Qu'est-ce qui fait une bonne conférence de presse? A coup sûr, son originalité. Alors comment qualifier la conférence de presse donnée par Bruno Bili, le sélectionneur de l'équipe de France féminine de football, mardi soir?

Au programme, Strauss-Kahn, les problèmes de santé du sélectionneur, la charcuterie, et l'élévation de l'esprit. Rien que ça ! Le cadre du football a été largement dépassé par les journalistes et le sélectionneur à la veille d'un match importantissime pour les Bleues dans une Coupe du monde qui a déjà vu l'élimination de deux favorites, l'Allemagne et le Brésil.

"Et j'ai vomi"

C'est le sélectionneur qui a commencé à mettre l'ambiance. "Les 21 joueuses sont en forme et aptes à jouer, mais le docteur a mal au mollet et moi j'ai été malade à midi, parce que depuis que j'ai été opéré je dois manger doucement. Et là je devais aller vite parce qu'on devait absolument venir ici ce qui n'était pas pratique du tout, et j'ai vomi". Les journalistes présents se sont alors mis à rire, mais Bruno Bini, opéré il y a un an et demi pour des problèmes d'apnée du sommeil (trouble du sommeil) et ayant perdu plus de 40 kilos depuis, n'a pas apprécié et a vivement réagi. "Je ne vous souhaite pas d'être aussi malade que je l'ai été il y a un an. Et là je ne rigole plus". Le ton est donné, l'ambiance aussitôt retombée.

Un problème se pose dorénavant pour les journalistes. Comment refaire partir une conférence qui aura pris un bon coup dans l'aile? Un américain a trouvé la solution. Quoi de mieux que de ressortir la bonne vieille affaire DSK, seul lien dans l'actualité entre les Etats-Unis et la France? "Est ce que l'affaire Strauss-Kahn a donné une motivation supplémentaire aux joueuses, est-ce que vous avez l'impression de jouer pour une cause?" Hallucinant!

"Des tripes? Non, du football !"

Dès lors la conférence part dans tous les sens. A la remarque d'un journaliste français citant des joueuses américaines qui qualifiaient l'équipe de France de sélection "ayant des tripes", Bruno Bini a rétorqué ne vouloir parler que de football, non de "charcuterie".

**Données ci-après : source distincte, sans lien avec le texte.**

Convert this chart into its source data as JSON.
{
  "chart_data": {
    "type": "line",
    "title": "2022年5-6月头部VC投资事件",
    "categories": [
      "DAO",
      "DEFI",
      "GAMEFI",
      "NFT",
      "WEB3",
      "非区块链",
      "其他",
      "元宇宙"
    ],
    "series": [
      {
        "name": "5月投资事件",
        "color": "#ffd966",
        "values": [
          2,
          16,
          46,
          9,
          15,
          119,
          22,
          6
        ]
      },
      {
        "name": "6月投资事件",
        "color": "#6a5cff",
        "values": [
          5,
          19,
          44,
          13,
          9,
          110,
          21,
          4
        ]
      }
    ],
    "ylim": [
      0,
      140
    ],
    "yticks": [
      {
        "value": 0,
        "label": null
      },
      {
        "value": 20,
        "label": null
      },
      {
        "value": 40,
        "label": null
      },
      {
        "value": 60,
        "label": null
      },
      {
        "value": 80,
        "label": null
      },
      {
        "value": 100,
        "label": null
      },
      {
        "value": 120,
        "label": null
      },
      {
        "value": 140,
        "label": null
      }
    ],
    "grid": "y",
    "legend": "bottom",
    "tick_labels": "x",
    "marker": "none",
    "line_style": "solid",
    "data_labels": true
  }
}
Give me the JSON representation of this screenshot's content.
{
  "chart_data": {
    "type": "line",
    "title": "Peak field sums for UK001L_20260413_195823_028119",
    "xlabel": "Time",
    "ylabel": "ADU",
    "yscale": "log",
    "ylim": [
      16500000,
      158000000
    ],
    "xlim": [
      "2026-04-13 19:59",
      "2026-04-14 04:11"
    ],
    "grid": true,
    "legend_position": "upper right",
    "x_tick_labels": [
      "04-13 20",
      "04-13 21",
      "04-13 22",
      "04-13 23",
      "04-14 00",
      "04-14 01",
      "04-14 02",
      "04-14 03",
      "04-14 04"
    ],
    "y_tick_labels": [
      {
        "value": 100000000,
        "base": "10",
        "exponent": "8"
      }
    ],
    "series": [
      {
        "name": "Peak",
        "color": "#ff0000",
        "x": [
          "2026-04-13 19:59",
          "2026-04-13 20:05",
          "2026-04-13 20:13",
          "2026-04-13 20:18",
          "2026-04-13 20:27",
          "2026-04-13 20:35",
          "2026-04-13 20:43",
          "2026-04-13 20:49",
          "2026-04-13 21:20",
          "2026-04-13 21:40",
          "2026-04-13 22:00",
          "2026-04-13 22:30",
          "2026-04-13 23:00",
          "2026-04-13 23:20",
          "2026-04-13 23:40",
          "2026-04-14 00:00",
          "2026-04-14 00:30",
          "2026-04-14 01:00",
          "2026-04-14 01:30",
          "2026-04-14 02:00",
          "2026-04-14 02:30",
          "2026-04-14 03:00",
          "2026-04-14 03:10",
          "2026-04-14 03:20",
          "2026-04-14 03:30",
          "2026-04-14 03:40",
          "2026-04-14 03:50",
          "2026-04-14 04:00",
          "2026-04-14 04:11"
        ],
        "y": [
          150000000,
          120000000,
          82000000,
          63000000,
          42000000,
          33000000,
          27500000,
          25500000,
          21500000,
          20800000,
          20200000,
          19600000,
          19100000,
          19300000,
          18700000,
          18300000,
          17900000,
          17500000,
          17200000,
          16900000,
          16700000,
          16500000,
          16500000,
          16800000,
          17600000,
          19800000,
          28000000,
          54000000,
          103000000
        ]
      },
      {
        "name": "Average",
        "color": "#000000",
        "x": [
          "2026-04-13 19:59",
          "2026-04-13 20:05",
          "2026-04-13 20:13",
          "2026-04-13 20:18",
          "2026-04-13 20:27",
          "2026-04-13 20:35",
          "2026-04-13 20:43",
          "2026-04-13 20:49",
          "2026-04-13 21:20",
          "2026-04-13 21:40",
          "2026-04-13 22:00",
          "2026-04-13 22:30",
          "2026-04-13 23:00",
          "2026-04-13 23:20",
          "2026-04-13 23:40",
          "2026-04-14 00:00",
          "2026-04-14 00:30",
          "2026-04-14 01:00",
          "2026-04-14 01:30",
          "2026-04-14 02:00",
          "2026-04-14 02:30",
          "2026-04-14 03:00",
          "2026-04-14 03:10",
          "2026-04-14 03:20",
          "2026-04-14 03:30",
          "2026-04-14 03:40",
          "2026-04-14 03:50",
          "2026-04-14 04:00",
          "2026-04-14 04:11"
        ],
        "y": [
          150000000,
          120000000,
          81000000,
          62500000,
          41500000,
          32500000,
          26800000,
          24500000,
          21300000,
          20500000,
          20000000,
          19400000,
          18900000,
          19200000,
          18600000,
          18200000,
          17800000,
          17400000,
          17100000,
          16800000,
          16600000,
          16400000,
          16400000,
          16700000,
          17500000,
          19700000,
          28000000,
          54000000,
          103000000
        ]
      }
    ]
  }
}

Un journaliste du New York Times a enfin essayé de relever le niveau d'une conférence de presse plutôt amusante jusqu'ici en demandant à Bini d'expliquer sa méthode faite de poésies et de chansons pour élever l'esprit d'équipe. Le sélectionneur a commencé par rire avant de répondre: "Je suis fatigué. Fatigué de dire tout le temps la même chose. C'est ma façon de vivre, je me sers de l'écriture, de la lecture et de la poésie pour faire passer des messages".

Un exemple de la prose de Bruno Bini? "Les vrais amis sont pour la vie, les JO c'est pour dans un an, la finale c'est dimanche, la demi-finale c'est mercredi. A quoi doit-on penser aujourd'hui?".

Fin de la conférence de presse. Bini au chargé de presse des Bleues: "Oh coach ! On y va?"

France – Etats-Unis, la demi-finale de la Coupe du Monde c'est ce soir à 18h.